The plans, however, were opposed by two players: the Sixth Parliament of Uganda influenced by elements that later emerged as Parliamentary Advocacy Forum (PAFO) and, then FDC and by the so-called ‘donors.’ The ‘donors’ were using the false arguments about the size of demand. They were saying if Uganda built two or three new dams at ago, she would face a new danger of too much electricity. This was a false position and the government said so. The MPs were using the constitution to meddle, negatively, in the work of the executive. Indeed many hours were spent meeting parliament to no avail. This delayed the AES agreement for seven years. Eventually, AES developed its own problems.

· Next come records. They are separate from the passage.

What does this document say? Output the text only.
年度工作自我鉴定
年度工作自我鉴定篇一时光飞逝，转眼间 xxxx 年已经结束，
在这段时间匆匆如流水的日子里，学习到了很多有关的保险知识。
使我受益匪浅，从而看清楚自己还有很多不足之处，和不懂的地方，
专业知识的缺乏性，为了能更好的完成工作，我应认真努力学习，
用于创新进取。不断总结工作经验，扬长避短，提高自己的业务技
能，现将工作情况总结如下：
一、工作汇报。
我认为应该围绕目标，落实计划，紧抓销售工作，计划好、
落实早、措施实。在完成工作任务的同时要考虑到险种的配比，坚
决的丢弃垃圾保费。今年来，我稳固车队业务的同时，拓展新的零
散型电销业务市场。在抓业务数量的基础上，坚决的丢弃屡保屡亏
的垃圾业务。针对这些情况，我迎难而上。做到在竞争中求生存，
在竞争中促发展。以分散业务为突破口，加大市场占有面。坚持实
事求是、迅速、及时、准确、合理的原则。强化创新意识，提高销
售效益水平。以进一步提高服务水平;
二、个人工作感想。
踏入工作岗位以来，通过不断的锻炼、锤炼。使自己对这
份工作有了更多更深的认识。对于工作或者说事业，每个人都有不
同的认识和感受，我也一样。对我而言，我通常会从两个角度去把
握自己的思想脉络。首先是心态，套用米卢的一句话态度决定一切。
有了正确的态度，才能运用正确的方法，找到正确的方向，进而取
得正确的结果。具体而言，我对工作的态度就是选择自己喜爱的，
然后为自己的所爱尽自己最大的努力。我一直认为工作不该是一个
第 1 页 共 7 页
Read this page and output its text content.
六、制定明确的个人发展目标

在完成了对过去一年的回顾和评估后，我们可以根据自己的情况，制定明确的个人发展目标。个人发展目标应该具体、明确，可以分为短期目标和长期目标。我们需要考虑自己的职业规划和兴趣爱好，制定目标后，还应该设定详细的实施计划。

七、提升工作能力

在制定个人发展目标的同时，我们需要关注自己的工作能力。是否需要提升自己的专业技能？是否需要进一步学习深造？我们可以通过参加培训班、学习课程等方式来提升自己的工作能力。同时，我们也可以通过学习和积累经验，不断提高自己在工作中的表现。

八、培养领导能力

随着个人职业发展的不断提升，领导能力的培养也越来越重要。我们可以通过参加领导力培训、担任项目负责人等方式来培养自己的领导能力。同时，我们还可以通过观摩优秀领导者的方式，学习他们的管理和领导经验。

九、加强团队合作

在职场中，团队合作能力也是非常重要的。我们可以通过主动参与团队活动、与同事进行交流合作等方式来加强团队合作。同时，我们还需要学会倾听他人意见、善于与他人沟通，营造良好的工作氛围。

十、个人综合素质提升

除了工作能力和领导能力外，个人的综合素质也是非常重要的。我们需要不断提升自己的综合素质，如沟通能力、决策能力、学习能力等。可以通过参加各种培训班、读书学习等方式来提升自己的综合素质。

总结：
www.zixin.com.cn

However if it had not been for the obstruction of parliament, by the time AES developed problems, the dam would have been largely constructed. Even with the collapse of the AES arrangement, the government of Uganda would have been able to quickly finish the dam. That would have given the country an extra 250MW by now. The current deficit is between 20-30MW (during the day) and 120-130MW (during peak time). This deficit is however owed to the growth in population and growth in small scale industries that have exerted demand on the current electricity generation. This deficit, therefore, obscures the actual growth in electricity generation.

Government has re-negotiated with funding agencies over the Bujagali project and construction work is expected to begin in July 2006.’

Yet 23 years since Museveni took over government, total production at pick hours ‘ including both hydro and thermal electricity ‘ is 290 megawatts.